El dirigente político Rafael Alburquerque criticó este lunes a la Junta Central Electoral (JCE) tras las recientes advertencias del organismo sobre actividades consideradas actos de campaña fuera de tiempo. En un mensaje publicado en X, el exvicepresidente cuestionó los límites fijados por el órgano y defendió el derecho de los partidos a manifestarse.
“Y desde cuándo, señores de la Junta Central Electoral (JCE), no hay libertad de reunión, de circulación y de expresión en el país. No confundan acto de campaña y acto de protesta, que es la función de un partido de oposición. Democracia sí, no dictadura”, escribió.
Se recuerda que el uso del nombre, colores y símbolos en la llamada “Marcha del pueblo”, encabezada por el expresidente Leonel Fernández, motivó a la JCE a intimar a la Fuerza del Pueblo (FP), señalando que estos elementos pueden interpretarse como proselitismo prematuro.
En un acto de alguacil, el órgano electoral pidió a la FP tomar las medidas necesarias para que sus actividades se ajusten a la Ley 20-23, Orgánica del Régimen Electoral. La JCE advirtió que, de no cumplir, el partido podría incurrir en infracciones administrativas contempladas en el artículo 308, numerales 4 y 5, cuya sanción podría llegar hasta los 200 salarios mínimos.

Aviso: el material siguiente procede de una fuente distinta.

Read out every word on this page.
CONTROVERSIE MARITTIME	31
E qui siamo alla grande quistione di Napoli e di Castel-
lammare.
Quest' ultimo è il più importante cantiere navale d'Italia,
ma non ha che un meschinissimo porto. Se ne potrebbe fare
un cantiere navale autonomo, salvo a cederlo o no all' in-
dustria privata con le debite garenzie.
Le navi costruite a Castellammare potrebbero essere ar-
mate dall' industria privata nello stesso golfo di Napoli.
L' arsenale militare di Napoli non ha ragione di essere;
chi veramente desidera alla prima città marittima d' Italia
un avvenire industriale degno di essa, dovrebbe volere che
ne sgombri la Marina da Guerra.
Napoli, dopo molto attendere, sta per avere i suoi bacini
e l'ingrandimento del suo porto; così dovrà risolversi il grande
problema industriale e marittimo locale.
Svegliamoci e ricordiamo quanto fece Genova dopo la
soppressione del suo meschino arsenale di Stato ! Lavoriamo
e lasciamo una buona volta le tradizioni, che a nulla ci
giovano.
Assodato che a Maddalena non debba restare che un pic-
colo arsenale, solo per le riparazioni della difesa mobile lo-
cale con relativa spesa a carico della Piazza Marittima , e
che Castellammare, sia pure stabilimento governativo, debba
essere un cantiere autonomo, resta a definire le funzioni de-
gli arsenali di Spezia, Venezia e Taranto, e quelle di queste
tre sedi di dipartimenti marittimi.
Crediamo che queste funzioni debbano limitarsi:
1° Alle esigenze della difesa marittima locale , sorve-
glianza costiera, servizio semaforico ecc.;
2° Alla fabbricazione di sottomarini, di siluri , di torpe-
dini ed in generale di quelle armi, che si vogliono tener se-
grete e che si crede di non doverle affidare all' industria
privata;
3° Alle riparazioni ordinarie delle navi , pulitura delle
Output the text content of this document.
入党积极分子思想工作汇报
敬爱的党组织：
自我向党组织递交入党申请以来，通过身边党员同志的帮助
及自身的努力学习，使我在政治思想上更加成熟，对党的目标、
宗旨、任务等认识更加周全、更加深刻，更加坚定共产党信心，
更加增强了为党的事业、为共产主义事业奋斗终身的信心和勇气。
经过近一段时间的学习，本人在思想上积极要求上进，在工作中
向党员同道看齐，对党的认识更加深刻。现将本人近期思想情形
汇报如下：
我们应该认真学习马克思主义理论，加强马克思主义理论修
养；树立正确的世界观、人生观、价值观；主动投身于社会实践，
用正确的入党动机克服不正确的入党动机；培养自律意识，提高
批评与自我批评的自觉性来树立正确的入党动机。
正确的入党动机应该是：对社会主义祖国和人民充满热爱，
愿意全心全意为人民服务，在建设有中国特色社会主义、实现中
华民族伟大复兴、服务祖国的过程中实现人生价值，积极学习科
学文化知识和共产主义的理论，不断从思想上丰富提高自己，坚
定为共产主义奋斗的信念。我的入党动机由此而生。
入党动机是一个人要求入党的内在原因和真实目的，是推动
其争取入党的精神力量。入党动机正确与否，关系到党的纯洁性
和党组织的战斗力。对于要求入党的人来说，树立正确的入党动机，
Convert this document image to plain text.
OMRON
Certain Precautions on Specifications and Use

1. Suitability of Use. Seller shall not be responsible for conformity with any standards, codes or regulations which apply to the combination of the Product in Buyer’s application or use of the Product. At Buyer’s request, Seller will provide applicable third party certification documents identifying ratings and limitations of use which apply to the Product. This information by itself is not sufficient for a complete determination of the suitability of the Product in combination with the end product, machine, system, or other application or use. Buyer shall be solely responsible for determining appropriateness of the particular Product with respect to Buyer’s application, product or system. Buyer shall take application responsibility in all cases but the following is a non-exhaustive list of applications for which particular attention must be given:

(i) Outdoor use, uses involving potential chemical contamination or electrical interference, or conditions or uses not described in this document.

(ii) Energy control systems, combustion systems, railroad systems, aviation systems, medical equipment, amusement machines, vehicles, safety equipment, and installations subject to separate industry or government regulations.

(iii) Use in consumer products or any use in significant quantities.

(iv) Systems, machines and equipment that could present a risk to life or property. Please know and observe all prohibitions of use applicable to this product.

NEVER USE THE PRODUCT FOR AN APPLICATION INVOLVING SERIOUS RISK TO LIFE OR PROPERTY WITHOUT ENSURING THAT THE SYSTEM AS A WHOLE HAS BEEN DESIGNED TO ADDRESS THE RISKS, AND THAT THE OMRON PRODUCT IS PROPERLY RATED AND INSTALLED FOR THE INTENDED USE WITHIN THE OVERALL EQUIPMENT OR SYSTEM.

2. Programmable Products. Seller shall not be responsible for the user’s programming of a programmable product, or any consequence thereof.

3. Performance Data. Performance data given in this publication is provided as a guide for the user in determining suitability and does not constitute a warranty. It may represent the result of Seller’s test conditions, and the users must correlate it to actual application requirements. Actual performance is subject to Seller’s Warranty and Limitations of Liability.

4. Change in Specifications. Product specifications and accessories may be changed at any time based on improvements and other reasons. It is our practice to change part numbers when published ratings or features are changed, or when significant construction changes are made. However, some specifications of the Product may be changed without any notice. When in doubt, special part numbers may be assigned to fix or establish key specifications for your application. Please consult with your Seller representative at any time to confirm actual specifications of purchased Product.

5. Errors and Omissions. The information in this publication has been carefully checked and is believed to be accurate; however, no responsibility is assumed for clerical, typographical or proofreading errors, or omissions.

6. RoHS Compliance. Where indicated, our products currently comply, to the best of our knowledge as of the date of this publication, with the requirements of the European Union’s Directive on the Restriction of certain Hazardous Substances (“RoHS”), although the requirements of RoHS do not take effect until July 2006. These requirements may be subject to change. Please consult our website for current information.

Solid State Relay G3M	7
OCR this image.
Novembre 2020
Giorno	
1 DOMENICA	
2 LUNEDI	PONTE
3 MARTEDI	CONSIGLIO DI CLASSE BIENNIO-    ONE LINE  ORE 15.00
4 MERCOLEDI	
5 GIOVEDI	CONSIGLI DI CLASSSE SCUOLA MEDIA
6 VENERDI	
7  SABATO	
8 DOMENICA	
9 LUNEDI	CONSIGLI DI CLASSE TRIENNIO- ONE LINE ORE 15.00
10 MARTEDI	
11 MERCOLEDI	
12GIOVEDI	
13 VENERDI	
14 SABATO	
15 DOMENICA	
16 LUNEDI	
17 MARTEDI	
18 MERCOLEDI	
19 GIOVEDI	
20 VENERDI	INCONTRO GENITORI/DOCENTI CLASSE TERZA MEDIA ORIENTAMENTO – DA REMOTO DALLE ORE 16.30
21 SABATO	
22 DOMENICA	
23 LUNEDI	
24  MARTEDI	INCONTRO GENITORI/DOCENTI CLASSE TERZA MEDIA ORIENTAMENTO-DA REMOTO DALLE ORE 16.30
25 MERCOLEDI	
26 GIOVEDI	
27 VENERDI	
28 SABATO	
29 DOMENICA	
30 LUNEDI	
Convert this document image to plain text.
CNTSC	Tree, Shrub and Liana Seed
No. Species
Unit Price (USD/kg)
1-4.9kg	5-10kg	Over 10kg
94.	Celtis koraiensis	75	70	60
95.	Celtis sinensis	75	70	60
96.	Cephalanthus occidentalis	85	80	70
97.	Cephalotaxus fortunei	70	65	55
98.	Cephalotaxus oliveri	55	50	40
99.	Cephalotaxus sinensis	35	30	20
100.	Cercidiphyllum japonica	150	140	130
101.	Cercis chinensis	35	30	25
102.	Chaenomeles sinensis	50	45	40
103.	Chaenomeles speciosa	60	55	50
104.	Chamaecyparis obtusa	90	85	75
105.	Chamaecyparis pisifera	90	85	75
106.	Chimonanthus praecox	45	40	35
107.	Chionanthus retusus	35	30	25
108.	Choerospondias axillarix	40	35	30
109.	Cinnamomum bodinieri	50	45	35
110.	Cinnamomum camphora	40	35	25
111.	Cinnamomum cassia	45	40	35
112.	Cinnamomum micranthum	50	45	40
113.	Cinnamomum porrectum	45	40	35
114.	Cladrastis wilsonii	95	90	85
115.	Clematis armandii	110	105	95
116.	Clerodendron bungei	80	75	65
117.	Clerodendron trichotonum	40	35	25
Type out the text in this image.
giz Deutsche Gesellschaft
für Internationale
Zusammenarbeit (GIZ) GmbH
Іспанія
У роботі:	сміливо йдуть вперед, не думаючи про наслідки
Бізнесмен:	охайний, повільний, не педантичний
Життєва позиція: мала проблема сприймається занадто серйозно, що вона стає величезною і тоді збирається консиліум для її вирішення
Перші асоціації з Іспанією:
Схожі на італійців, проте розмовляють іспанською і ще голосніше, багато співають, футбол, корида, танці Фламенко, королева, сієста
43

Además, en caso de desacato, el Pleno facultaría a la Unidad de Sanciones Electorales y Medidas Cautelares para iniciar un procedimiento sancionador, conforme a las leyes 33-18 y 20-23, y al Reglamento del Procedimiento Administrativo Sancionador Electoral.
Estas advertencias generaron reacciones diversas en el ámbito político.
Varios legisladores del Partido Revolucionario Moderno (PRM) criticaron la marcha, señalando que se trató de una “caravana política muy clara”. La diputada Soraya Suárez afirmó que no fue una protesta, mientras que Ignacio Aracena consideró necesaria la intervención de la JCE para mantener la credibilidad institucional. En tanto, el diputado Wandy Batista calificó la actividad como “una imprudencia” y un acto de “desesperación” de la FP.
Desde la Fuerza del Pueblo, legisladores defendieron la marcha, afirmando que se trató de una expresión social ante los problemas que afectan al país. El diputado José Jiménez sostuvo que la actividad no fue organizada como acto proselitista y que la presencia de personas con símbolos del partido es “natural” por afinidad.
Por su parte, el secretario general del PLD, Johnny Pujols, calificó la intimación de la JCE como “un exceso”, advirtiendo que ese tipo de acciones podría representar una tendencia preocupante de interferencia en derechos constitucionales y en la autonomía de los partidos.